Il Cane a Sei Zampe chiude il semestre che ha visto il debutto di Claudio Descalzi sulla poltrona di amministratore delegato con un utile di 1,9 miliardi di euro, in crescita del 7,9%. Ma, nel giorno in cui è stato raggiunto l’accordo con i sindacati per il rilancio della raffineria di Gela, Eni ha annunciato anche un massiccio piano di tagli e ha aumentato da 9 a 11 miliardi il valore delle dismissioni previste di qui al 2017. L’aggiornamento della strategia e degli obiettivi di medio termine, presentato giovedì, comprende infatti “un programma di riduzione dei costi” che, “unito all’efficienza apportata dalla recente organizzazione, consentirà di risparmiare 250 milioni nel 2014 e un cumulato di 1,7 miliardi di euro nel periodo 2014-2017”. Quanto a quella che viene definita “ottimizzazione del portafoglio”, Descalzi ha spiegato che “grazie alle recenti scoperte esplorative (l’ultima in Gabon, ndr) e alla maggiore focalizzazione sul core business Eni è in grado di incrementare il programma di dismissioni di 2 miliardi nel periodo 2014-17, portandolo complessivamente a undici miliardi, di cui 6 nel biennio 2014-2015″. Tra le attività che potrebbero essere vendute c’è anche la quota del 43% che Eni detiene in Saipem, la società di servizi per il settore petrolifero coinvolta in un’indagine sul pagamento di tangenti per la costruzione di impianti in Nigeria e in Algeria. “Saipem rappresenta una partecipazione non-core (non strategica, ndr)”, si legge nella nota del gruppo. “Eni, con il contributo di un advisor finanziario, sta pertanto valutando una serie di opzioni sulle quali aggiornerà opportunamente il mercato, e nel mentre continuerà a sostenere Saipem, assicurandone la solidità finanziaria”.
Sul fronte dei conti il gruppo di San Donato Milanese ha deluso gli analisti.
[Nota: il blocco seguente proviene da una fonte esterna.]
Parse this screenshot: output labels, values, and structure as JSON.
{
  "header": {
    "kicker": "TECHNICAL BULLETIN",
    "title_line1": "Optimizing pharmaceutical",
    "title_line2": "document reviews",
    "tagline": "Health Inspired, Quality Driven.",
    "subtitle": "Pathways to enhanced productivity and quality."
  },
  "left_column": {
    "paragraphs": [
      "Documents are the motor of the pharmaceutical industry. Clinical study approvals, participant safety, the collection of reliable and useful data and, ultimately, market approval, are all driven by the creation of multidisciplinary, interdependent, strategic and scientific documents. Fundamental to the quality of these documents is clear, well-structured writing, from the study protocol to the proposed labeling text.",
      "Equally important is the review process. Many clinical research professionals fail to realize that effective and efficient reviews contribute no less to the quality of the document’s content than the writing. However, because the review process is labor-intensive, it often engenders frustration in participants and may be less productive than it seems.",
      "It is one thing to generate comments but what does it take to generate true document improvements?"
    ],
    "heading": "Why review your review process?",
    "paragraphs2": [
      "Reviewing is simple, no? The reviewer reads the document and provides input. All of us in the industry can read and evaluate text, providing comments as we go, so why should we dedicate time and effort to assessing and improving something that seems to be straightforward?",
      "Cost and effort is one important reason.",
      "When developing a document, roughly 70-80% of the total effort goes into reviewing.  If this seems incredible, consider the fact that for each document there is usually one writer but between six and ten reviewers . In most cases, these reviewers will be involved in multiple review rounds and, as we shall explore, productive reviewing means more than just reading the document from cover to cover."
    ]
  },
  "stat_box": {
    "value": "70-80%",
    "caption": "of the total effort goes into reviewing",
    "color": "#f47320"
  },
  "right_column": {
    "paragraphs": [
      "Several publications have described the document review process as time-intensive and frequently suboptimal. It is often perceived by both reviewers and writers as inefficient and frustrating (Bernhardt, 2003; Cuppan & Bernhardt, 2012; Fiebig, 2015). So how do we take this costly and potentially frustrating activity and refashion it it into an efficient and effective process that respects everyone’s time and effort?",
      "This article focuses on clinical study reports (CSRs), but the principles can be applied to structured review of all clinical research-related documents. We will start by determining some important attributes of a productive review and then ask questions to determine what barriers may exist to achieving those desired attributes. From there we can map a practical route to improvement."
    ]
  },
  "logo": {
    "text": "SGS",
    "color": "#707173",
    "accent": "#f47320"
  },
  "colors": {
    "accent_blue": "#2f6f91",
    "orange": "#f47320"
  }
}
L’utile rettificato del secondo trimestre si è infatti fermato a 0,87 miliardi conto il miliardo tondo atteso dal mercato. Che ha infatti punito il titolo in Borsa con una flessione dell’1,65%. Diversamente dalle ultime trimestrali, poi, a trainare il gruppo non è più il settore produzione, penalizzato dai problemi in Libia, bensì il gas, grazie alla rinegoziazione dei contratti di fornitura di lungo termine. Il settore “Gas & power”, infatti, ha registrato nel secondo trimestre un utile rettificato di 70 milioni rispetto alla perdita operativa di 424 milioni del secondo trimestre 2013. Ancora debole invece la raffinazione, in crisi a causa della cronica contrazione dei consumi. Anche per questo il piano strategico prevede una riduzione della capacità non del 35% ma di oltre il 50%, anche attraverso la conversione degli impianti in Italia.
Proprio quello che sta avvenendo a Gela, dove il gruppo ha raggiunto un accordo con sindacati dopo aver sfiorato la rottura. L’azienda si è impegnata ad avviare il processo di manutenzione del petrolchimico ma anche a garantire la conservazione degli impianti e il ripristino dell’efficienza operativa della linea 1 coinvolgendo pure l’indotto. Per Descalzi il nuovo progetto “darà solide prospettive economiche, anche grazie alle nuove iniziative industriali previste nell’upstream e nella produzione di bio carburanti”, “consentendo così la salvaguardia dell’occupazione”. E comunque, ha assicurato parlando in generale del gruppo, “non licenzieremo nessuno, ma ridurremo i costi”.